Turning to large-scale systems research, the CHERI project, led by Moore and Watson at Cambridge and Neumann at SRI International, largely DARPA-funded from 2010 to date, is developing new architectural mechanisms for security protection, revisiting the hardware-software security interface for general-purpose CPUs to fundamentally improve security. CHERI includes an architecture design, processor implementations, and a software stack adapting Clang/LLVM and FreeBSD.
In contrast to ARM and IBM POWER, this is a research architecture, not a mainstream production architecture, but it is being developed at scale, e.g. with a software stack including a variant of a production OS.
CHERI was originally developed using traditional systems and computer architecture methods, with prose and pseudocode descriptions of the architecture, hand-written test suites, and hardware and software prototypes – though with an unusual hardware/software co-design process. REMS created the opportunity for new collaborations between the original CHERI team, spanning systems, security, and computer architecture, and REMS researchers in semantics, verification, and programming languages. This gave us an ideal context to develop and try new rigorous engineering methods in practice:
- Since 2014, CHERI architecture research has used formal models of the architecture as central design tools – first in our L3 language, and now in our Sail language. The Sail version is used as the principal definition in the current working version of the CHERI ISA specification (to be released as version 7 of the CHERI architecture).
- An SML emulator (running at several hundred KIPS) automatically generated from the L3 formal model has been invaluable, e.g. to bring up a bootable CHERI version of FreeBSD above the model, and as an oracle for testing the CHERI hardware implementation.
- We have augmented the hand-written CHERI test suite with an automatic test generator: it creates randomized instruction sequences paired with precise descriptions of their required behaviour, machine-checked against our model by HOL4/SMT provers [26, 25, 24]. We have also produced a generic synthesisable test bench, BlueCheck . This has been used to check various microarchitectural properties of CHERI, finding some bugs.
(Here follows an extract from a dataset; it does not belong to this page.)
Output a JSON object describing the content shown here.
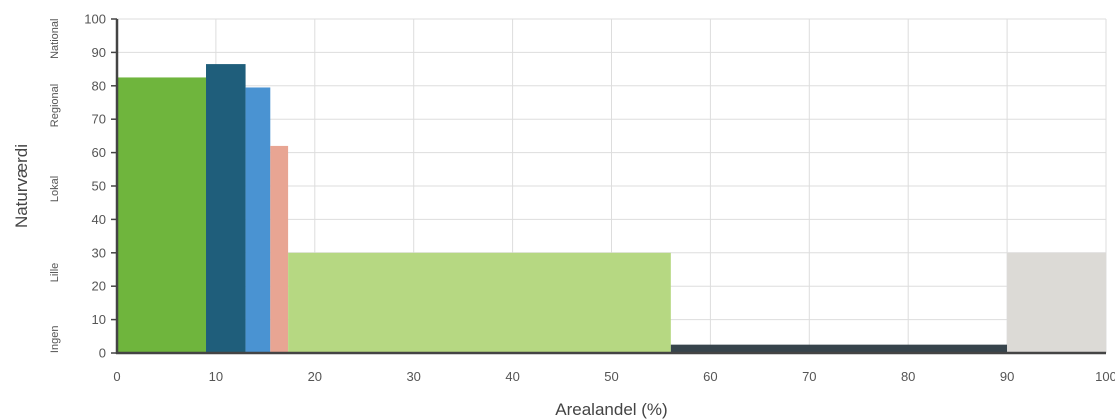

It has moreover been used for teaching in MIT (in the 6.175 Computer Architecture course).
- As a first exercise in developing mathematically rigorous proof of specific security properties about an architecture description, we have generated theorem-prover definitions (in the Isabelle and HOL4 provers), discussed and clarified some of the fundamental security properties the CHERI designers intended the architecture to guarantee, and produced machine proofs (in Isabelle) of some of these.
- We have proved (mechanised proof, in HOL4) correctness properties of the “CHERI-128” compressed capability scheme.
- We have further contributed to the CHERI hardware implementation by building an efficient checker for its memory consistency model, our Axe tool , which has also been used for RISC-V.
The theory/practice interactions with the CHERI team have also been fruitful at higher levels in the stack, for the C language, linking, and OS interfaces, as we return to below. This has only been possible with intertwined groups that cover both systems and semantics at multiple layers of the stack, from hardware to systems software.
We have used L3 to define the user-mode instruction semantics for each of the target architectures of the CakeML verified compiler, and to generate proof infrastructure for them [64, 65, 66, 67]. CakeML uses the above ARMv6-A and ARMv8-A L3 models, together with MIPS and x86-64 models developed here and a RISC-V model developed by our partners at SRI International.